Other than the godly opening song, “Completion,” might be my favorite on this album. The opening riffs are a musical avalanche—the rocks sliding down to destroy all, arriving in the form of notes that are so heavy that I’m surprised my brain could handle them. Is this the eventual slide that AI will cause? Are we already in it? Scary thoughts and this song is definitely menacing on its own, regardless of meaning. The vocals are VICIOUS. The metal and the atmosphere crash together, becoming a new beast before breaking apart into a miasma and it all starts again. Unrelenting. The second part of the song is heavy on ambient textures, turning it all the more horrific and unsettling.

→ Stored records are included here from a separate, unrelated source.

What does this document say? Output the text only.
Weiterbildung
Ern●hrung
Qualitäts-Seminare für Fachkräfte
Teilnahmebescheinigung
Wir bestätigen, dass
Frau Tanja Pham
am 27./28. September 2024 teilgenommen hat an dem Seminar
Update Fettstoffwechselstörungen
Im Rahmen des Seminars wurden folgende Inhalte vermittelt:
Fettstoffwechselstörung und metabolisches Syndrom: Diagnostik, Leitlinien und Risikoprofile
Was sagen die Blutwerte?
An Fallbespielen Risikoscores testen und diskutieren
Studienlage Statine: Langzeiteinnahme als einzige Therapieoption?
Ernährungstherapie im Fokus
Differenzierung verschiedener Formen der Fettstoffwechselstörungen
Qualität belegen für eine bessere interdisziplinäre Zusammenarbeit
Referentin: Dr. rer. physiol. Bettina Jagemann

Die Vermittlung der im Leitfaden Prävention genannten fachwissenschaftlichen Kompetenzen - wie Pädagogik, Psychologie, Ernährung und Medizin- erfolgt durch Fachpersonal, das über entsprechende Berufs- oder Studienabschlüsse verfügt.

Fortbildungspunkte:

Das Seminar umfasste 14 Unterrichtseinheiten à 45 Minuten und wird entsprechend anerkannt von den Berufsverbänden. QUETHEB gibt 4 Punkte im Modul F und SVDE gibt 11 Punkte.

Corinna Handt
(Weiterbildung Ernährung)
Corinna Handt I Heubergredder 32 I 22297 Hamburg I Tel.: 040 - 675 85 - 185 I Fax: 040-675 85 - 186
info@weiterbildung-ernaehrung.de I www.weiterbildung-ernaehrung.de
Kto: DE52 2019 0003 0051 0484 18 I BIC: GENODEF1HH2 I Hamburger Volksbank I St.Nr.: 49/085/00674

The final song is “Cosmic Authority,” it is surreal as it is mesmerizing. Their keys and organ are used to maximum potential, creating moments of unrest that pave the way for the crash of drums and guitars. The first few minutes are doomed out but the bulk of the song’s back half is instrumental and uses liminal spaces among keys and ambient textures to finish telling the story. It’s tragic because it feels all too real—and it may not be telling the future but instead painting what has already started.
So is this album the soundtrack of our doom? Will humanity heed warnings or continue to be the only species that destroys themselves in desperate attempts to falsely improve what really isn’t broken? Well if we are indeed killing ourselves, at least we have damn good music while we fade into ash. That might be the best we can hope for.
“Af holdi og malmi,” is a slow album with urgency to it and a must have for fans of either bands or just doom in general. This collaboration is a terrifying piece of music but also extremely smart and well-written. It’s worth the nightmares.